A proposito di commercio, è viva l’eco delle reazioni alla sentenza della Corte Costituzionale che ha respinto il ricorso della Regione Veneto contro la liberalizzazione dell’orario di apertura e chiusura dei negozi voluta dal Governo Monti.
«Queste norme pregiudicheranno la salvaguardia dei centri storici e la funzione sociale dei negozi di vicinato, con conseguenze sia sul piano della vita delle città che su quello della sicurezza dei cittadini», attacca il presidente venetoe di Confcommercio Massimo Zanon, convinto che la sentenza della Consulta sancisca «la prevaricazione dei centralismi sulle competenze regionali», penalizzando l’offerta al dettaglio ai consumatori, i titolari dei negozi, costretti a sostenere costi e problemi gestionali e i dipendenti, chiamati a sacrificare il loro riposo festivo che a questo punto rischiano il posto di lavoro».
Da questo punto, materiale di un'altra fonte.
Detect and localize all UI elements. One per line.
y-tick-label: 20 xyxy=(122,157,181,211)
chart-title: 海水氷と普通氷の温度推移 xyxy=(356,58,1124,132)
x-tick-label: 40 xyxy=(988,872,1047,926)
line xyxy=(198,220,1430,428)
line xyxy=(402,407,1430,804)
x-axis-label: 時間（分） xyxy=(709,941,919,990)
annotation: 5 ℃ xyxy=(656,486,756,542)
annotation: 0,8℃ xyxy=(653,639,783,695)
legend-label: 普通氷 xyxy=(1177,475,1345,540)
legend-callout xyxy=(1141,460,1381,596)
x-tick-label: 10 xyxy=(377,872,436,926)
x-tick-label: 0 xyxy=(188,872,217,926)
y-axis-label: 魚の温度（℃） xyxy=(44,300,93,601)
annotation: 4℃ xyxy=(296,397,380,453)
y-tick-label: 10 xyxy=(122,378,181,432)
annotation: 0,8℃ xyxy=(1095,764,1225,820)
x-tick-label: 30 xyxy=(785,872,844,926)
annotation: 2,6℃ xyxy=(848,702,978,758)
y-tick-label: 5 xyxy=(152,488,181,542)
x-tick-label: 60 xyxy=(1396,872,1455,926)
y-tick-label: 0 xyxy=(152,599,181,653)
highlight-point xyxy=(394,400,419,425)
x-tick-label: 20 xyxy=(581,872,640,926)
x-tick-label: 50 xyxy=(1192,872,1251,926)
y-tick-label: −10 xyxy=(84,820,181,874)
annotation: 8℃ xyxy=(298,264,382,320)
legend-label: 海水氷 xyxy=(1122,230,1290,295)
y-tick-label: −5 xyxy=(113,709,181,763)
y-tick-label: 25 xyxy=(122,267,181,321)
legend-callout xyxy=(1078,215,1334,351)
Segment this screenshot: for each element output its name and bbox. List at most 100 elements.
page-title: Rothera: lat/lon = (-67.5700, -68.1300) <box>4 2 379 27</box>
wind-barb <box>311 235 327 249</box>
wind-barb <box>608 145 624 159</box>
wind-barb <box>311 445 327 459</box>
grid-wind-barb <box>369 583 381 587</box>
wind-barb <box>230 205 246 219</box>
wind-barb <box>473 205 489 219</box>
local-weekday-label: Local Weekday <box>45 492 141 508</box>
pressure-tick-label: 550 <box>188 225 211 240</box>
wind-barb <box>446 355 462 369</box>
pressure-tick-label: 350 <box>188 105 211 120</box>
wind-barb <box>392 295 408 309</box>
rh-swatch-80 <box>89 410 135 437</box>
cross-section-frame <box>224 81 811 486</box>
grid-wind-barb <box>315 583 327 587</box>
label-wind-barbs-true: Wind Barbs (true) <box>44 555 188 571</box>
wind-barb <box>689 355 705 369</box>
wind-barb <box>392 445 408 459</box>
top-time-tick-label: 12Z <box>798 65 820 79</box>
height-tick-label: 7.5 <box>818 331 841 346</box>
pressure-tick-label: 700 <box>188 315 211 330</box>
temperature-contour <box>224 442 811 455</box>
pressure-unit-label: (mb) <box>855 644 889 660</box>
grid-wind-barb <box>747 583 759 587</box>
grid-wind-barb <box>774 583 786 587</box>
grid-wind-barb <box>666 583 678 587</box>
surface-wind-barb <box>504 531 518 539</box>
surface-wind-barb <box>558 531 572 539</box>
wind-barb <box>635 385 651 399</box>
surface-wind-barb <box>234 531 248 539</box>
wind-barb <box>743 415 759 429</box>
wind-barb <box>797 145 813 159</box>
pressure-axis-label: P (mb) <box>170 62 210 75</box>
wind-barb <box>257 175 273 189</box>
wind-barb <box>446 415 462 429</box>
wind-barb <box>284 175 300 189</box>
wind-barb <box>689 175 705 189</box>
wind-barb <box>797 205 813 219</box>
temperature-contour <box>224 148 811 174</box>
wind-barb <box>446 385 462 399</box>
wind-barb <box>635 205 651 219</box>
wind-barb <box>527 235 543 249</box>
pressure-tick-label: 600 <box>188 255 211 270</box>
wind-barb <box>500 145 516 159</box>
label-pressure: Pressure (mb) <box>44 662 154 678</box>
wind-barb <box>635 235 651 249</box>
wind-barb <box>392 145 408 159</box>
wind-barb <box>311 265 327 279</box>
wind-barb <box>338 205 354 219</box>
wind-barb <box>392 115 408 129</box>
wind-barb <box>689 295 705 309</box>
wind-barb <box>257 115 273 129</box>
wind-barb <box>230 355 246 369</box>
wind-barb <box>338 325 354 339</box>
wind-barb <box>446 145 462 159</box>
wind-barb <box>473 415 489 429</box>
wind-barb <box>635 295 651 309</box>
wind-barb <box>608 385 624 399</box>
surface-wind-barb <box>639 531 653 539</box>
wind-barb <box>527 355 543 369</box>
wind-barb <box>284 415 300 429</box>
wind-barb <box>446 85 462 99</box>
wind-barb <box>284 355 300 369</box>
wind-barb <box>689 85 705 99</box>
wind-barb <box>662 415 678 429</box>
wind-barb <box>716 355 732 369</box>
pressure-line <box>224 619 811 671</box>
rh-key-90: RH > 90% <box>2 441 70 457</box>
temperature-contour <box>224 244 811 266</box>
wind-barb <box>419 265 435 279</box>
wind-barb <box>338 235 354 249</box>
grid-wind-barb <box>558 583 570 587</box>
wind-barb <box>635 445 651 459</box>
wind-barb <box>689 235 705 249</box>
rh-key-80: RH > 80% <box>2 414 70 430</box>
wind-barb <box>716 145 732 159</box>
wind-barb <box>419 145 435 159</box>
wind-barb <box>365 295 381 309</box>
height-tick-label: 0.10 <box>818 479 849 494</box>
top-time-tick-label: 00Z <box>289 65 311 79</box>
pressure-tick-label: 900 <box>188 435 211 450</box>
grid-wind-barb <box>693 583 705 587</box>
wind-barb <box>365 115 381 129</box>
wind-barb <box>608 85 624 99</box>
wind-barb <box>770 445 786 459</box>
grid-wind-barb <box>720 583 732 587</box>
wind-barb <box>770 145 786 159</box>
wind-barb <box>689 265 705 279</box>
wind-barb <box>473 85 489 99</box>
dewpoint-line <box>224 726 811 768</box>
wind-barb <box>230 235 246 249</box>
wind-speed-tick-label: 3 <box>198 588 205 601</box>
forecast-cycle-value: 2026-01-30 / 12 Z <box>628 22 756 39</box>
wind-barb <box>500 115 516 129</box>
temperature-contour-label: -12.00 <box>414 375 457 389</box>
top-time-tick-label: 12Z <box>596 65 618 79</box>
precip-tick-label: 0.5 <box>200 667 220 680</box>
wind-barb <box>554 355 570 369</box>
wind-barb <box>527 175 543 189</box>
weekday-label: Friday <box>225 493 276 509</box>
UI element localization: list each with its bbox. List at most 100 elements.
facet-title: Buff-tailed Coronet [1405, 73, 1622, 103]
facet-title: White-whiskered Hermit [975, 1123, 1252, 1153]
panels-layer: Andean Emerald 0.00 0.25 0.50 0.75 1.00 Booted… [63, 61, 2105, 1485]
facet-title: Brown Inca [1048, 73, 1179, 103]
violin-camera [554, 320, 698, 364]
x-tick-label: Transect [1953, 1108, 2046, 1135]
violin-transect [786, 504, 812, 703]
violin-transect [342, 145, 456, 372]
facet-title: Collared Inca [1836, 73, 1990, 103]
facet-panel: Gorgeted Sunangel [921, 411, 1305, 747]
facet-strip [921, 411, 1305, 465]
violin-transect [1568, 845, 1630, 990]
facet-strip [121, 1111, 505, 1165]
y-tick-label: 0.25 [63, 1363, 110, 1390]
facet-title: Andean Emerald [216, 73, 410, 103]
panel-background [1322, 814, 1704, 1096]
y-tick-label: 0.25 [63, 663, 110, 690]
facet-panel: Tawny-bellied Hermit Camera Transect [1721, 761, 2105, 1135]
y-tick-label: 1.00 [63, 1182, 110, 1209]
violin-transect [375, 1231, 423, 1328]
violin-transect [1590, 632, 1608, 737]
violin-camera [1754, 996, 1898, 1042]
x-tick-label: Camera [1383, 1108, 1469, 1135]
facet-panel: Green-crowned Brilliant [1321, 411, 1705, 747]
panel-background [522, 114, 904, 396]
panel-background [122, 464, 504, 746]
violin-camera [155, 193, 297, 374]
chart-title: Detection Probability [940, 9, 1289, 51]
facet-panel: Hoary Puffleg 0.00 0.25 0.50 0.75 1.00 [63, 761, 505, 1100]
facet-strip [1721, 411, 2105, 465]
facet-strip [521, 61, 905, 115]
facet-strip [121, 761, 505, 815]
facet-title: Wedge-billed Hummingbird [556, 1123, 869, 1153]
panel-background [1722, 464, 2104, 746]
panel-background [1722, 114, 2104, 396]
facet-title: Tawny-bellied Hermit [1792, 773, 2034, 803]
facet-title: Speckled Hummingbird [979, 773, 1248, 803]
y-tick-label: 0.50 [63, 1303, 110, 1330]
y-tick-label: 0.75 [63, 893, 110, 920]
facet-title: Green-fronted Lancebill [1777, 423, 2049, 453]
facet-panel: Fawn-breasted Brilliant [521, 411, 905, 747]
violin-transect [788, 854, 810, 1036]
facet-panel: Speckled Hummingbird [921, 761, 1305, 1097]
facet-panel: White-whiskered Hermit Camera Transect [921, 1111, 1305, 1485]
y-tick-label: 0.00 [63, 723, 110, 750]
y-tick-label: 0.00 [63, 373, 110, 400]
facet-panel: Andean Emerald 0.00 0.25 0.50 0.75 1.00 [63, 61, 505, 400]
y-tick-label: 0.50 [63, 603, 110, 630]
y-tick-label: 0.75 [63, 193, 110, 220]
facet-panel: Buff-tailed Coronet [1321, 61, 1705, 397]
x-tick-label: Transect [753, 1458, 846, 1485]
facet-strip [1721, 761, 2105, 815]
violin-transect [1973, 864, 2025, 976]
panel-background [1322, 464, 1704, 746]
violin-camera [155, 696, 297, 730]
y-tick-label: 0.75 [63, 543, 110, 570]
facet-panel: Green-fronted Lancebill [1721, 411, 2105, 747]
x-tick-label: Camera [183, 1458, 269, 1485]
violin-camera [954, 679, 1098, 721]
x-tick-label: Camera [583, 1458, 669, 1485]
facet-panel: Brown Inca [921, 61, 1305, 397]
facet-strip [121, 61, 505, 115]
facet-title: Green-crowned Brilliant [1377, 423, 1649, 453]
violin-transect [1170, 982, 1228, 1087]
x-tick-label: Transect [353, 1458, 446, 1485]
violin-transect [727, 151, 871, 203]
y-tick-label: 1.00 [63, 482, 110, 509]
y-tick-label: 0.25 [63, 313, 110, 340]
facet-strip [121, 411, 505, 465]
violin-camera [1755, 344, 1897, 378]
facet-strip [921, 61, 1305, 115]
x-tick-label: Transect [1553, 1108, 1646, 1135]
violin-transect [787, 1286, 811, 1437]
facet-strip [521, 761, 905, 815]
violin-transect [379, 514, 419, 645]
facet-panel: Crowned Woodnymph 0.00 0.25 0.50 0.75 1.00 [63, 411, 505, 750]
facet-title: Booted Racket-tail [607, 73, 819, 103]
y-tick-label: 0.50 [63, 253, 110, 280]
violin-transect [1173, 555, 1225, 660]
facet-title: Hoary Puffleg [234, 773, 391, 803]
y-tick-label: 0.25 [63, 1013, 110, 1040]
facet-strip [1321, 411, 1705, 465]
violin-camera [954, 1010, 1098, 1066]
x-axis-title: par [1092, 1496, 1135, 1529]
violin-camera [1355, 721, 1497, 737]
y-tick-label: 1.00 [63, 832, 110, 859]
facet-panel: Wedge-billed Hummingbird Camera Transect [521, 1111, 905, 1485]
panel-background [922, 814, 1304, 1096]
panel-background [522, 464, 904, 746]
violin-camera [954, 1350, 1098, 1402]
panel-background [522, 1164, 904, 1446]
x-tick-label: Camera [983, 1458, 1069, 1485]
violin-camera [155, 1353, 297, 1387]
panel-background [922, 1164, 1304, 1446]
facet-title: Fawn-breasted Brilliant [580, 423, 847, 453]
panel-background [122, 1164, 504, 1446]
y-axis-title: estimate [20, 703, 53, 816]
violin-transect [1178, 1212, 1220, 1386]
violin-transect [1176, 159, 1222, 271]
Critiche anche le organizzazioni sindacali del commercio aderenti a Cgil, Cisl e Uil: «L’allargamento degli orari e le aperture illimitate non hanno creato ne più consumi né tanto meno nuova occupazione», affermano Adriano Filice (Filcams), Maurizia Rizzo (Fisascat) e Luigino Boscaro (Uiltucs)«al contrario hanno peggiorato le regole del mercato sacrificando molti posti di lavoro nella piccola distribuzione, spesso costretta a chiudere».